Now that the parents were in Pakistan they were not able to assess that their child needed hospitalization and that their child was so severely dehydrated that he needed multiple fluid transfusions. Instead of admitting the child to the hospital they kept the child at home and when I asked them they told me they are fine and are in contact with their doctor. Finally a few days after they got to Pakistan the child’s condition worsened to the point that the child developed seizures and was taken to the hospital. And a little while later the child passed away.

The moment I learnt the child had passed away it not only made me sad that we had to lose a child to an illness that was nothing but a simple hormonal disorder like Diabetes which just needed prompt management, but it also made me angry.

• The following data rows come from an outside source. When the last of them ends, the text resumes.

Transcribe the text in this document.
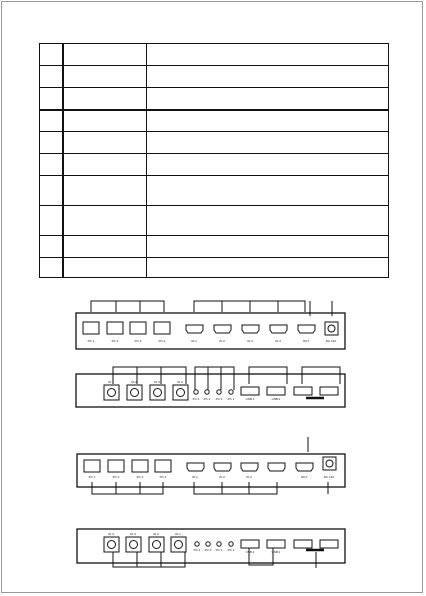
PC 1	PC 2	PC 3	PC 4	IN 1	IN 2	IN 3	IN 4	OUT	DC 12V
IN 1	IN 2	IN 3	IN 4
PC 4 PC 3 PC 2 PC 1	USB 1	USB 2
PC 1	PC 2	PC 3	PC 4	IN 1	IN 2	IN 3	OUT	DC 12V
IN 4	IN 3	IN 2	IN 1
PC 4 PC 3 PC 2 PC 1	USB 2	USB 1
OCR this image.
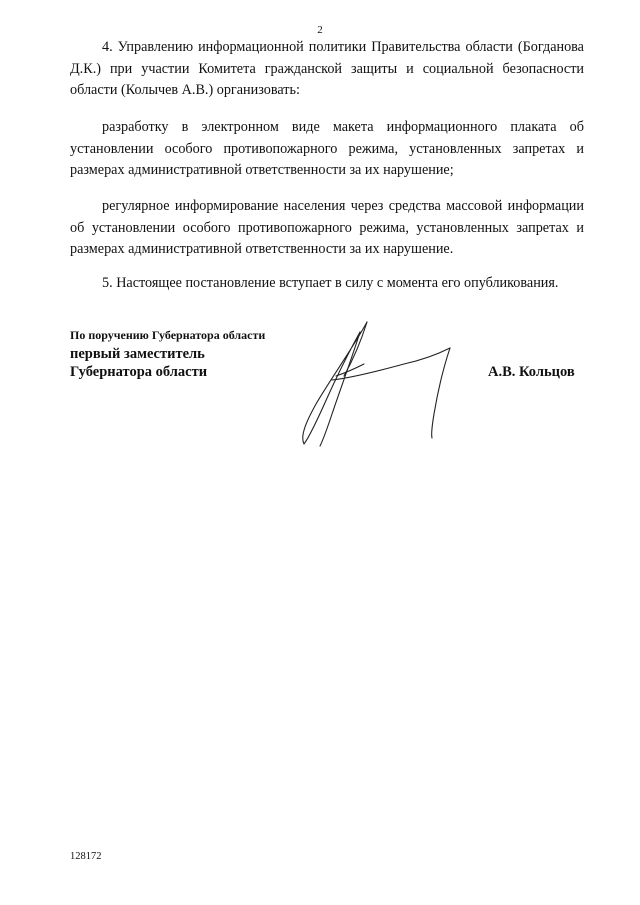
2

4. Управлению информационной политики Правительства области (Богданова Д.К.) при участии Комитета гражданской защиты и социальной безопасности области (Колычев А.В.) организовать:

разработку в электронном виде макета информационного плаката об установлении особого противопожарного режима, установленных запретах и размерах административной ответственности за их нарушение;

регулярное информирование населения через средства массовой информации об установлении особого противопожарного режима, установленных запретах и размерах административной ответственности за их нарушение.

5. Настоящее постановление вступает в силу с момента его опубликования.

По поручению Губернатора области
первый заместитель
Губернатора области	А.В. Кольцов
128172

Angry at the fact that we as a society are so narrow minded that we are afraid to even discuss our illnesses even in times when someone is crashing.  We are more concerned that if someone knows about it the future will be destroyed not putting faith in destiny.

In this short sad story I also want to tell you something that might give you a ray of hope if not much.

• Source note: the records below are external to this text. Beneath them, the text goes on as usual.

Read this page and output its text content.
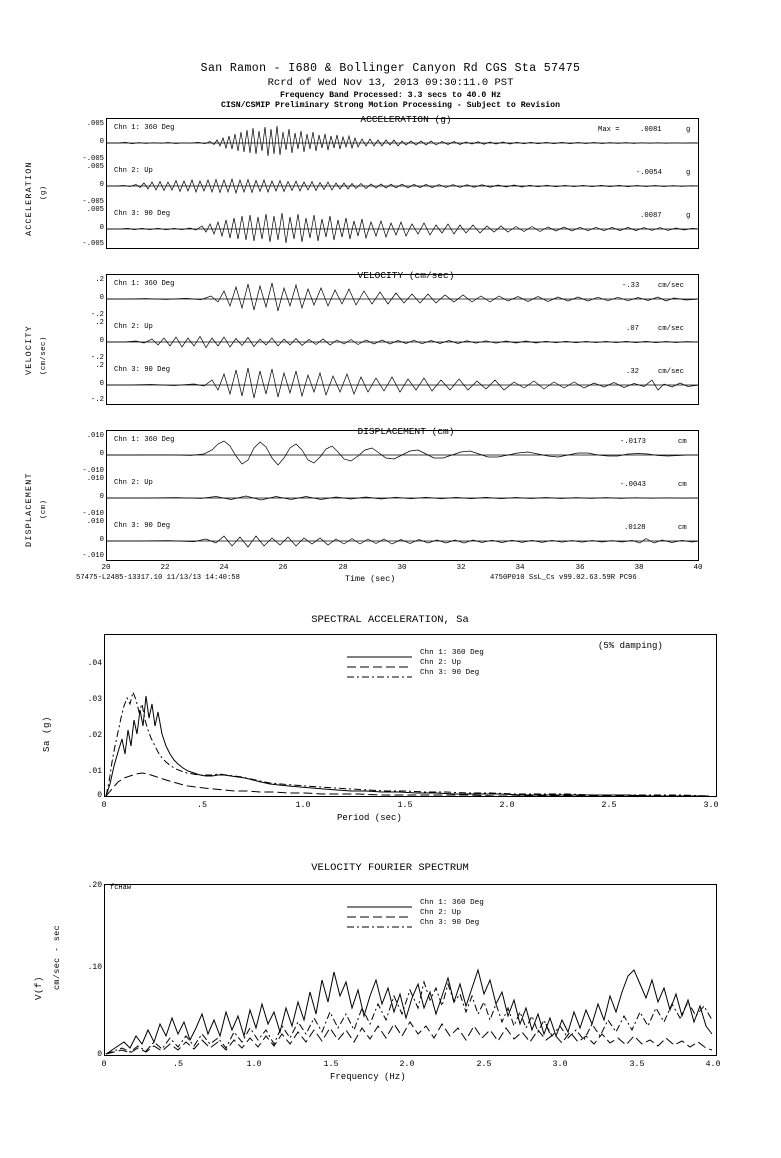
San Ramon - I680 & Bollinger Canyon Rd CGS Sta 57475
Rcrd of Wed Nov 13, 2013 09:30:11.0 PST
Frequency Band Processed: 3.3 secs to 40.0 Hz
CISN/CSMIP Preliminary Strong Motion Processing - Subject to Revision
ACCELERATION (g)
ACCELERATION (g)
.005
0
-.005
.005
0
-.005
.005
0
-.005
Chn 1: 360 Deg
Chn 2: Up
Chn 3: 90 Deg
Max =	.0081	g
-.0054	g
.0087	g
VELOCITY (cm/sec)
VELOCITY (cm/sec)
.2
0
-.2
.2
0
-.2
.2
0
-.2
Chn 1: 360 Deg
Chn 2: Up
Chn 3: 90 Deg
-.33	cm/sec
.07	cm/sec
.32	cm/sec
DISPLACEMENT (cm)
DISPLACEMENT (cm)
.010
0
-.010
.010
0
-.010
.010
0
-.010
Chn 1: 360 Deg
Chn 2: Up
Chn 3: 90 Deg
-.0173	cm
-.0043	cm
.0128	cm
20	22	24	26	28	30	32	34	36	38	40
Time (sec)
57475-L2485-13317.10 11/13/13 14:40:58	4750P010 SsL_Cs v99.02.63.59R PC96
SPECTRAL ACCELERATION, Sa
(5% damping)
Sa (g)
0
.01
.02
.03
.04
0	.5	1.0	1.5	2.0	2.5	3.0
Period (sec)
Chn 1: 360 Deg
Chn 2: Up
Chn 3: 90 Deg
VELOCITY FOURIER SPECTRUM
fcHaw
V(f) cm/sec - sec
0
.10
.20
0	.5	1.0	1.5	2.0	2.5	3.0	3.5	4.0
Frequency (Hz)
Chn 1: 360 Deg
Chn 2: Up
Chn 3: 90 Deg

I too was born with Classical salt wasting type CAH in the time when there was no CAH community in Pakistan. In fact there was no pediatric endocrinologist in the country. My parents went out of their way to learn about it. I grew up in a very secure family. I always questioned myself; why do I have CAH and am not like the other kids in my school? Why did I look different? All these questions kept popping up and I had no answer to them.  The only I answer I got from my parents was there is something big waiting for you which we do not know ourselves.

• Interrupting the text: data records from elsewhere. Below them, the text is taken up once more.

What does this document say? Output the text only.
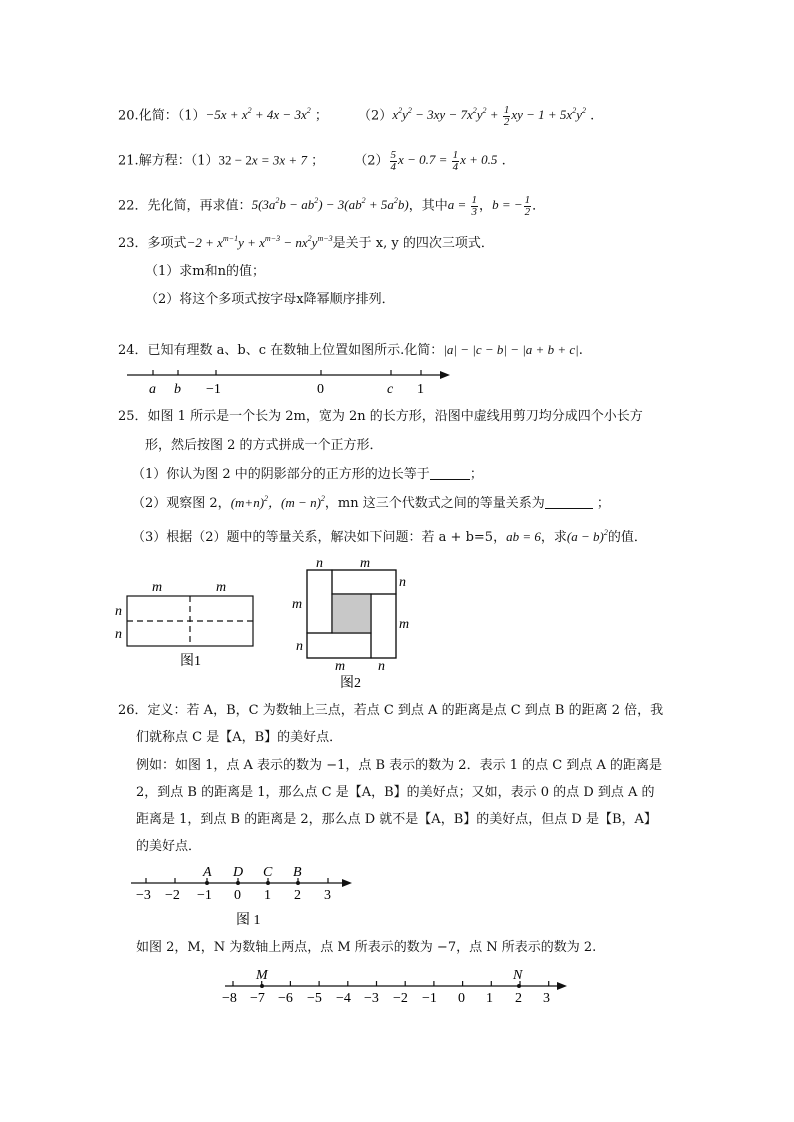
20.化简：$(1)-5x + x^2 + 4x - 3x^2$ ； $(2)x^2y^2 - 3xy - 7x^2y^2 + \frac{1}{2}$ xy − $1 + 5x^2y^2$ .
21.解方程：（1）32 − 2x = 3x + 7 ； $(2) \frac{5}{4}$ $x - 0.7 = \frac{1}{4}$ x + 0.5 .
22．先化简，再求值：$5(3a^2b - ab^2) - 3(ab^2 + 5a^2b)$，其中$a = \frac{1}{3}$ ，b = − $\frac{1}{2}$ ．
23．多项式$-2 + x^{m-1}y + x^{m-3} - nx^2y^{m-3}$是关于 x, y 的四次三项式．
（1）求m和n的值；
（2）将这个多项式按字母x降幂顺序排列．
24．已知有理数 a、b、c 在数轴上位置如图所示.化简：|a| − |c − b| − |a + b + c|.
a b −1	0	c 1
25．如图 1 所示是一个长为 2m，宽为 2n 的长方形，沿图中虚线用剪刀均分成四个小长方
形，然后按图 2 的方式拼成一个正方形．
（1）你认为图 2 中的阴影部分的正方形的边长等于	；
（2）观察图 2，$(m+n)^2$，$(m - n)^2$，mn 这三个代数式之间的等量关系为	；
（3）根据（2）题中的等量关系，解决如下问题：若 a + b=5，ab = 6，求$(a - b)^2$的值．
m	m
n
n
图1
n	m
n
m
m
n
m n
图2
26．定义：若 A，B，C 为数轴上三点，若点 C 到点 A 的距离是点 C 到点 B 的距离 2 倍，我
们就称点 C 是【A，B】的美好点．
例如：如图 1，点 A 表示的数为 −1，点 B 表示的数为 2．表示 1 的点 C 到点 A 的距离是
2，到点 B 的距离是 1，那么点 C 是【A，B】的美好点；又如，表示 0 的点 D 到点 A 的
距离是 1，到点 B 的距离是 2，那么点 D 就不是【A，B】的美好点，但点 D 是【B，A】
的美好点．
A D C B
−3 −2 −1 0 1 2 3
图 1
如图 2，M，N 为数轴上两点，点 M 所表示的数为 −7，点 N 所表示的数为 2.
M	N
−8 −7 −6 −5 −4 −3 −2 −1 0 1 2 3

It was only when I got into med school that things started to make sense. From there I started to learn about my condition and that day I decided to learn about it and then be able to help the people suffering from it. Had it not been my illness I would not have known all the doctors that I know nor would I be helping other people who are suffering from it. Sometimes we are soooo occupied thinking negatively that we are not able to see the positive side to things. Sometimes all you need is time. Every cloud has a silver lining, but it’s only a few who are able to see it. Only those who look hard and don’t settle for less are able to see it eventually. The most important first step to finding the silver lining is that you must start owning something before you can work on it. 

In closing, I would also add that amongst the many research articles I have read on CAH, one was an article that showed people with CAH have higher IQ. So I ask all those who are hiding why do you feel the need to hide when most of us are smarter than the average group of people? Don’t ruin your mind and IQ by having a negative outlook. You are beautiful and smart - live it and express who you are. OWN YOUR SELF COMPLETELY.